I always like to think about treatments by reviewing the physiology to ensure that the treatment makes physiological sense. Resting heart rate is largely determined by vagal tone, because there are not a lot of catecholamines floating around at rest. Digoxin works by increasing vagal tone - it does not depend on blocking catecholamines. Beta blockers work by blocking catecholamines, so are best at slowing exercise heart rates. You get some reduction in the Afib conduction rates at rest with modest beta blocker doses, but little additional reductions with high doses. My approach is to address both rest and exercise heart rates by using the combination of digoxin and a low/moderate dose beta blocker.
Digoxin is even more useful in Aflutter. Aflutter often occurs in patients with lung disease, where beta blockers can increase airway resistance. But Aflutter is especially difficult to control with beta blockers alone. Digoxin really helps. Remember that you have to give a full loading dose of digoxin to see an effect. Non-loading doses won’t affect the rate for days. Also, remember that kidney function does not alter the loading dose but does alter the replacement dose or daily dose.

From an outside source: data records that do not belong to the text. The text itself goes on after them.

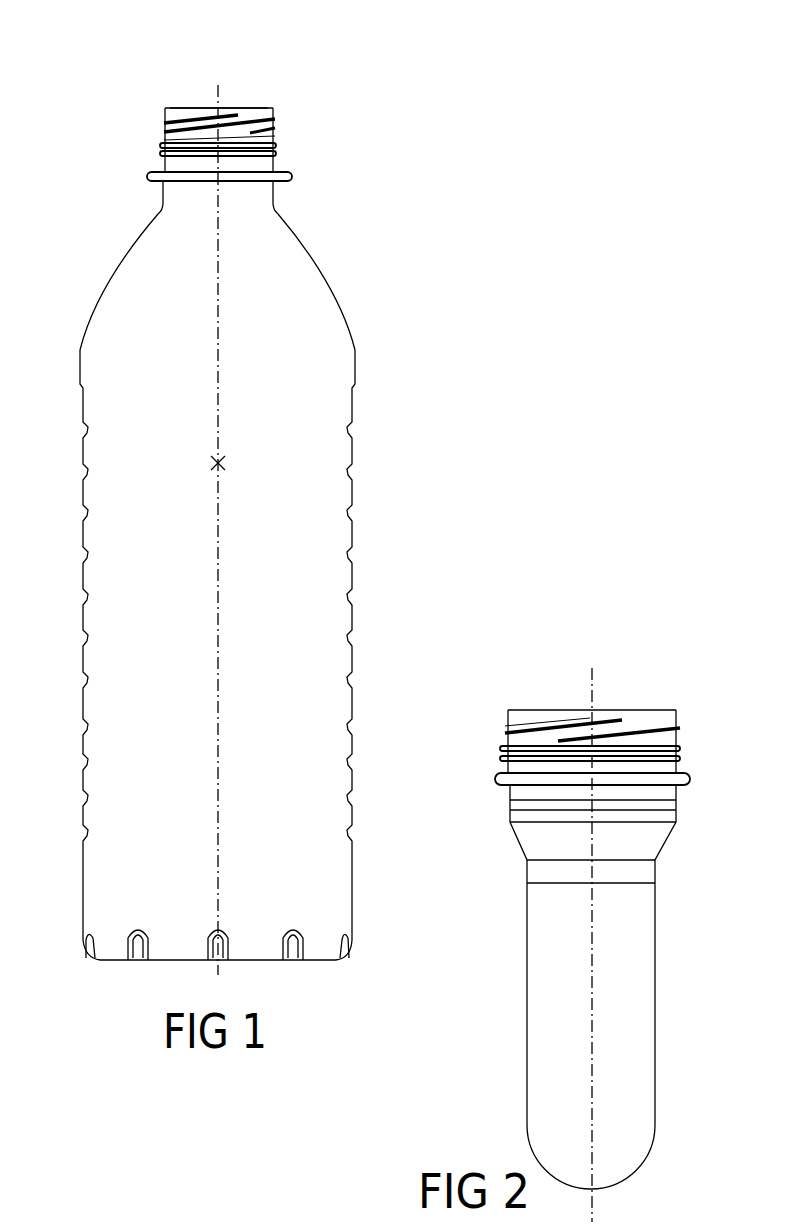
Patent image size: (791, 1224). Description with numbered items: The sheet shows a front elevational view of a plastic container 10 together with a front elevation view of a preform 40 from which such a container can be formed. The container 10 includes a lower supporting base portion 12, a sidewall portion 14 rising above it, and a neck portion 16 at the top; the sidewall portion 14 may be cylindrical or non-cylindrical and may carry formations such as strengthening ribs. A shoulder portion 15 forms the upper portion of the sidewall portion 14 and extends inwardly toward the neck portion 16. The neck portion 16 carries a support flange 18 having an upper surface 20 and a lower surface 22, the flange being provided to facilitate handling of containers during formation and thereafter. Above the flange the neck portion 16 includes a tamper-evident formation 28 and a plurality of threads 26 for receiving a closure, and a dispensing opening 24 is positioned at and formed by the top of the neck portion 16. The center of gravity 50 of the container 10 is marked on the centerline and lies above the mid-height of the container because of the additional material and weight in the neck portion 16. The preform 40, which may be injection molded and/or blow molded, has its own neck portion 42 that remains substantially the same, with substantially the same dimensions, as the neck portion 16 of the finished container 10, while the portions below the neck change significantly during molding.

In FIG. 1, the container 10 is at (367, 190).
In FIG. 1, the lower supporting base portion 12 is at (62, 915).
In FIG. 1, the sidewall portion 14 is at (62, 181).
In FIG. 1, the shoulder portion 15 is at (352, 280).
In FIG. 1, the neck portion 16 is at (134, 108).
In FIG. 1, the support flange 18 is at (303, 178).
In FIG. 1, the upper surface 20 is at (281, 172).
In FIG. 1, the lower surface 22 is at (283, 183).
In FIG. 1, the dispensing opening 24 is at (258, 92).
In FIG. 1, the threads 26 is at (215, 108).
In FIG. 1, the tamper-evident formation 28 is at (277, 145).
In FIG. 1, the center of gravity 50 is at (233, 463).
In FIG. 2, the preform 40 is at (700, 746).
In FIG. 2, the neck portion 42 is at (485, 708).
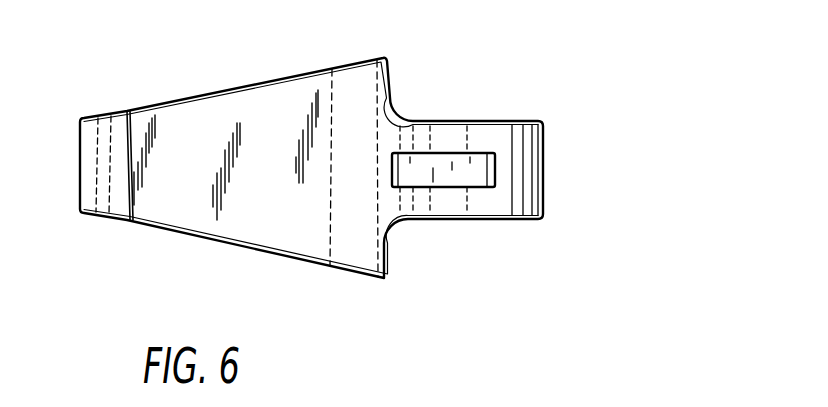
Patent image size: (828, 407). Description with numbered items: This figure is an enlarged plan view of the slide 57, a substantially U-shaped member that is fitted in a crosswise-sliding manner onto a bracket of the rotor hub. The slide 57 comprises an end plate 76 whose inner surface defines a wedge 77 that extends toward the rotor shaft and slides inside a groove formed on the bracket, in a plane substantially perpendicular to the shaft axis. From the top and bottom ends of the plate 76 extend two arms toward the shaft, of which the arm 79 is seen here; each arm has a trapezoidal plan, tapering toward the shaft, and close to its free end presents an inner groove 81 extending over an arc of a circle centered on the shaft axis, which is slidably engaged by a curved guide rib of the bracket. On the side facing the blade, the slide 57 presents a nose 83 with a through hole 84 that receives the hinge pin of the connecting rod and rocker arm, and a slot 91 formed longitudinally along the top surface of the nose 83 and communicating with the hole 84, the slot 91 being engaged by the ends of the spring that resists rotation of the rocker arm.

The slide 57 is at (403, 89).
The end plate 76 is at (381, 258).
The wedge 77 is at (353, 248).
The arm 79 is at (240, 229).
The inner groove 81 is at (114, 153).
The nose 83 is at (525, 151).
The through hole 84 is at (466, 150).
The slot 91 is at (471, 180).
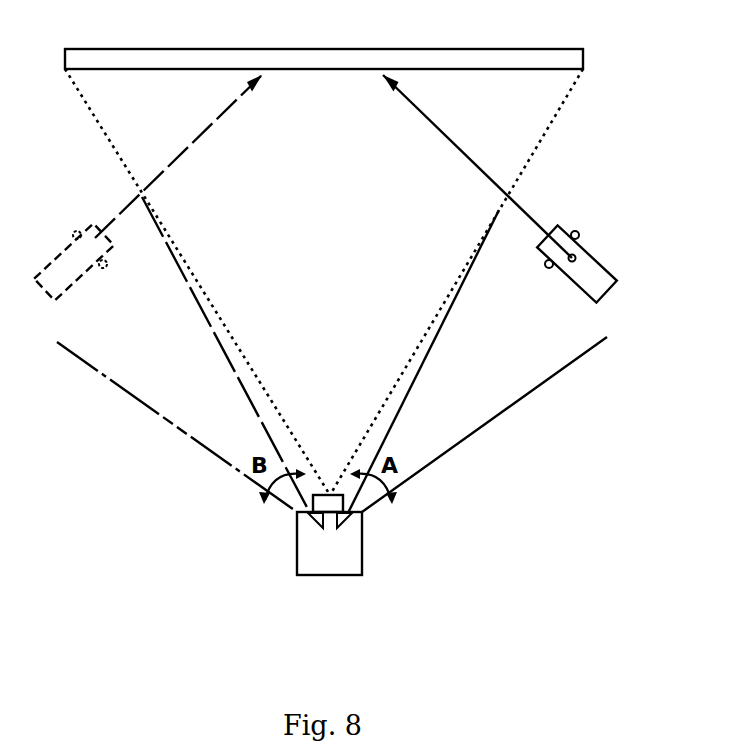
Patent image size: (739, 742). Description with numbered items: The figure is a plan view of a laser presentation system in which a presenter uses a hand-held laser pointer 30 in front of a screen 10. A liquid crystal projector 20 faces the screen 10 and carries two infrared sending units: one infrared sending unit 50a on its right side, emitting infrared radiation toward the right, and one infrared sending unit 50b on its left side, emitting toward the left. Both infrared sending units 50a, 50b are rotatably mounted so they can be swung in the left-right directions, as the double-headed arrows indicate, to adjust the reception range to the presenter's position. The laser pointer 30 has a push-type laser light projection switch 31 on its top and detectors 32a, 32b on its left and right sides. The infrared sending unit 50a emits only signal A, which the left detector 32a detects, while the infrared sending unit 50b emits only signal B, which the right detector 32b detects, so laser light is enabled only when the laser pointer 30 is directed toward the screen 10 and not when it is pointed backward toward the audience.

The screen 10 is at (313, 69).
The liquid crystal projector 20 is at (363, 555).
The laser pointer 30 is at (618, 277).
The laser light projection switch 31 is at (578, 250).
The detector 32a is at (548, 268).
The detector 32b is at (579, 232).
The infrared sending unit 50a is at (347, 530).
The infrared sending unit 50b is at (322, 527).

I have written more extensively about all of this in the past on this blog (1, 2) and elsewhere (3). The “elsewhere” was in response to the The Rate Control Therapy Evaluation in Permanent Atrial Fibrillation Trial (RATE–AF) (4). This was an open-label, endpoint-blinded study (published in JAMA) in which 160 patients, age 60, with permanent Afib were assigned to digoxin or bisoprolol. All had New York Heart Association Class II heart failure.
Quality of life (QOL) was the primary endpoint. QOL was not different at 6 months, but more digoxin-treated patients improved their European Heart Rhythm Association symptom classification score 2 classes (53 vs 9%, P <.001). Serious adverse events occurred in 37 of the bisoprolol and 15 of the digoxin patients. Resting heart rates did not differ. The point is that the digoxin patients were not dying like flies and seemed to have fewer symptoms and side-effects than the bisoprolol group.
I think that many inexpensive, useful drugs get abandoned because there is no industry push to use them. None of the Afib guidelines list digoxin as first-line therapy because there are no true randomized controlled clinical trials of digoxin, (5) but absence of proof of effectiveness doesn’t equal proof of absence of effectiveness, if it hasn’t been studied.
1. https://pauldthompsonmd.substack.com/p/digoxin-239-years-and-still-not-certain
2. https://pauldthompsonmd.substack.com/p/digoxin-try-it-you-might-like-it
3. https://www.hcplive.com/view/is-digoxin-back-from-the-dead-
4. Kotecha D, Bunting KV , Gill, SK, et al. Effect of Digoxin vs Bisoprolol for Heart Rate Control in Atrial Fibrillation on Patient-Reported Quality of Life: The RATE-AF Randomized Clinical Trial. JAMA. 2020 Dec 22;324(24):2508.
#digoxin #cardiology #atrialfibrillation #atrialflutter #cardiacmedications
Thank you, Marshall, always nice to hear from you.
Wonderful post. As always the insights “. . . incredibly presumptive” , “patients teach you medicine” highlight the way you feel and make me want to book a consult! Thanks for sharing your expertise. As noted below, hopefully your youthful colleagues take note.